Kasus lainnya ada Organisasi Lokal
Rakyat Pedesaan Otonom (UNORKA), berdiri pada Juni 2000, berisi
organisasi-organisasi petani dan buruh tani yang memperjuangkan reforma
agrarian di Filipina. Perjuangan ini sama seperti yang terjadi di Duni Ketiga
lainnya, diawali dari proses kolonialisasi. Pada abad XVI Spanyol
memperkenalkan hak kepemilikan tanah sebebas-bebasnya yang menjadi benih
perjuangan reforma agrarian karena ada ketimpangan akses tanah. Unorka sendiri menjadi simbol penting
demokratisasi otonom pedesaan di Filipina.

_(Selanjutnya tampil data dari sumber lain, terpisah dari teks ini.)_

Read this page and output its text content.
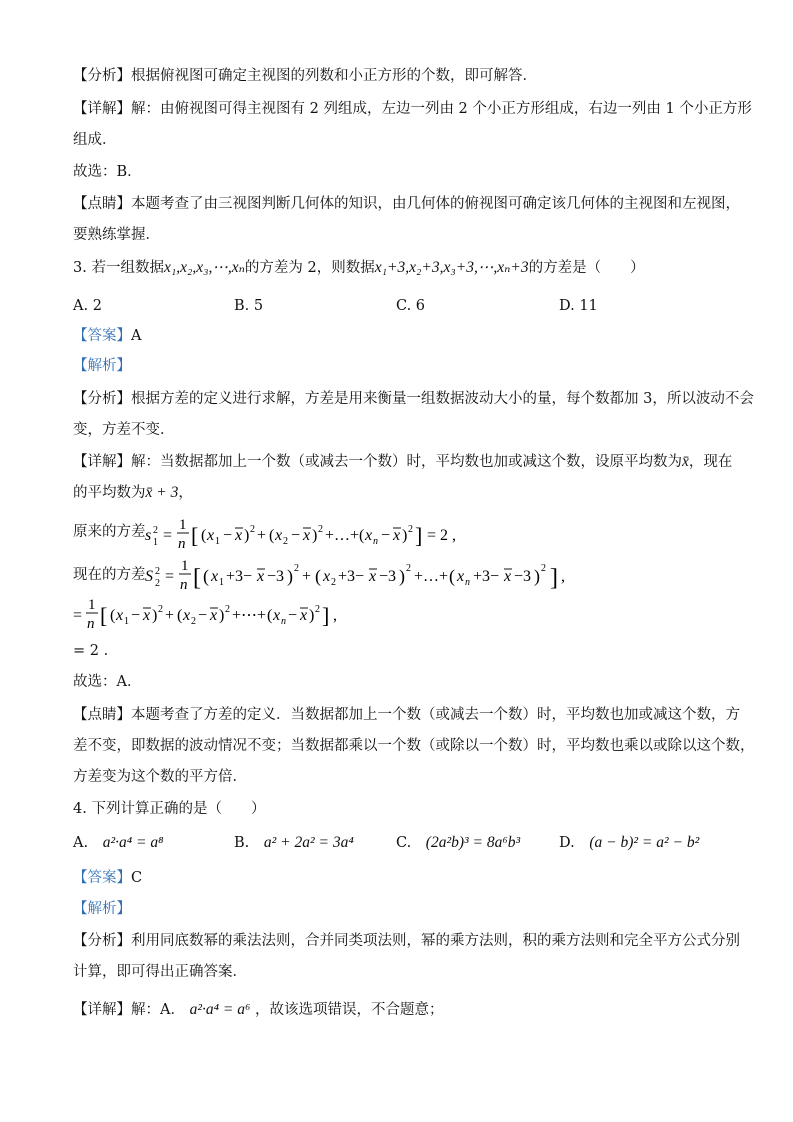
【分析】根据俯视图可确定主视图的列数和小正方形的个数，即可解答．
【详解】解：由俯视图可得主视图有 2 列组成，左边一列由 2 个小正方形组成，右边一列由 1 个小正方形
组成．
故选：B．
【点睛】本题考查了由三视图判断几何体的知识，由几何体的俯视图可确定该几何体的主视图和左视图，
要熟练掌握．
3. 若一组数据x₁,x₂,x₃,⋯,xₙ的方差为 2，则数据x₁+3,x₂+3,x₃+3,⋯,xₙ+3的方差是（　　）
A. 2	B. 5	C. 6	D. 11
【答案】A
【解析】
【分析】根据方差的定义进行求解，方差是用来衡量一组数据波动大小的量，每个数都加 3，所以波动不会
变，方差不变．
【详解】解：当数据都加上一个数（或减去一个数）时，平均数也加或减这个数，设原平均数为x̄，现在
的平均数为x̄ + 3，
原来的方差 s 1
2 =
1
n [ ( x 1 − x ) 2 + ( x 2 − x ) 2 +…+ ( x n − x ) 2 ] = 2 ,
现在的方差 S 2
2 =
1
n [ ( x 1 +3− x −3 ) 2 + ( x 2 +3− x −3 ) 2 +…+ ( x n +3− x −3 ) 2 ] ,
=
1
n [ ( x 1 − x ) 2 + ( x 2 − x ) 2 +⋯+ ( x n − x ) 2 ] ,
= 2 .
故选：A．
【点睛】本题考查了方差的定义．当数据都加上一个数（或减去一个数）时，平均数也加或减这个数，方
差不变，即数据的波动情况不变；当数据都乘以一个数（或除以一个数）时，平均数也乘以或除以这个数，
方差变为这个数的平方倍．
4. 下列计算正确的是（　　）
A. a²·a⁴ = a⁸	B. a² + 2a² = 3a⁴	C. (2a²b)³ = 8a⁶b³	D. (a − b)² = a² − b²
【答案】C
【解析】
【分析】利用同底数幂的乘法法则，合并同类项法则，幂的乘方法则，积的乘方法则和完全平方公式分别
计算，即可得出正确答案．
【详解】解：A． a²·a⁴ = a⁶ ，故该选项错误，不合题意；
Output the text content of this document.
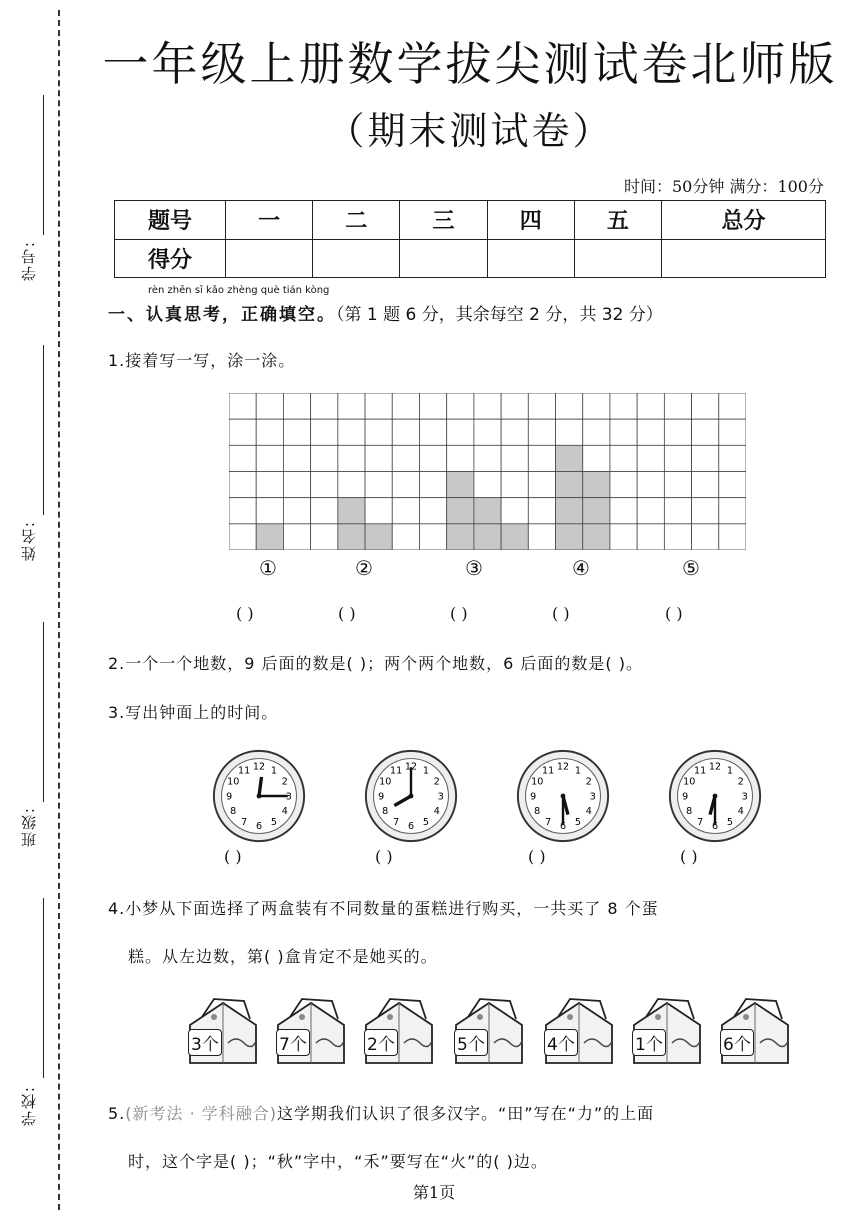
学号:
姓名:
班级:
学校:
一年级上册数学拔尖测试卷北师版
（期末测试卷）
时间：50分钟 满分：100分
题号	一	二	三	四	五	总分
得分						
rèn zhēn sī kǎo zhèng què tián kòng
一、认真思考，正确填空。（第 1 题 6 分，其余每空 2 分，共 32 分）
1.接着写一写，涂一涂。
①	②	③	④	⑤
( )	( )	( )	( )	( )
2.一个一个地数，9 后面的数是( )；两个两个地数，6 后面的数是( )。
3.写出钟面上的时间。
1
2
3
4
5
6
7
8
9
10
11 12	1
2
3
4
5
6
7
8
9
10
11 12	1
2
3
4
5
6
7
8
9
10
11 12	1
2
3
4
5
6
7
8
9
10
11 12
( )	( )	( )	( )
4.小梦从下面选择了两盒装有不同数量的蛋糕进行购买，一共买了 8 个蛋
糕。从左边数，第( )盒肯定不是她买的。
3个	7个	2个	5个	4个	1个	6个
5.(新考法 · 学科融合)这学期我们认识了很多汉字。“田”写在“力”的上面
时，这个字是( )；“秋”字中，“禾”要写在“火”的( )边。
第1页
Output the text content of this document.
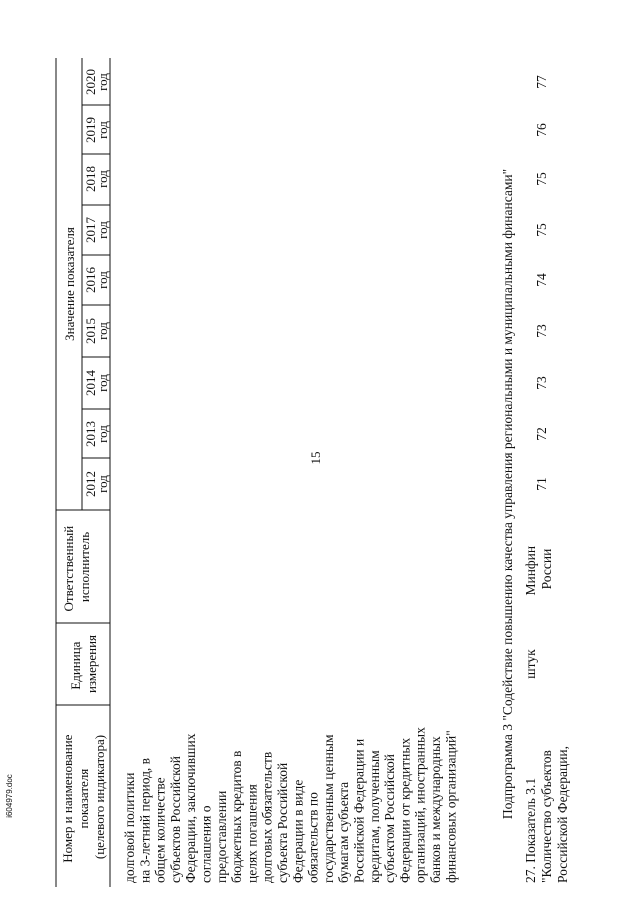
15
Номер и наименование показателя (целевого индикатора)
Единица измерения
Ответственный исполнитель
Значение показателя
2012год
2013год
2014год
2015год
2016год
2017год
2018год
2019год
2020год
долговой политики на 3-летний период, в общем количестве субъектов Российской Федерации, заключивших соглашения о предоставлении бюджетных кредитов в целях погашения долговых обязательств субъекта Российской Федерации в виде обязательств по государственным ценным бумагам субъекта Российской Федерации и кредитам, полученным субъектом Российской Федерации от кредитных организаций, иностранных банков и международных финансовых организаций"	Подпрограмма 3 "Содействие повышению качества управления региональными и муниципальными финансами"
27. Показатель 3.1 "Количество субъектов Российской Федерации,
штук
Минфин России
71
72
73
73
74
75
75
76
77
i604979.doc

Selebihnya Buku ini mengulas strategi mengapa
gerakan-gerakan perjuangan tersebut sukses, baik meraih sepenuhnya tuntutan
yang mereka perjuangkan atatu hanya sebagaian besarnya saja. Gerakan yang
ditulis punya kesamaan yaitu, kesabaran dalam perjuangan nirkekerasan yang
tujuannya universal. Bagiaman melihat relasi kekerasan yang sering menimpa
aktor perjuangan di gerakan semacam ini, kita harus memahami juga Spiral
Kekerasan ala Dom Helder Camara. Selanjutnya, dinamika diskursus Teologi
Pembebasan tidak bisa dipisahkan dari isu semacam ini.
Kisah sukses gerakan perlawanan lainnya
tentu masih banyak. Tetapi yang disajikan dalam buku ini saya rasa cukup
penting untuk dibaca. Pertama karena selain setiap aksi yang terekam, bobot
teoritisnya juga menjadi modal bagus yang mau serius di tema seputar gerakan.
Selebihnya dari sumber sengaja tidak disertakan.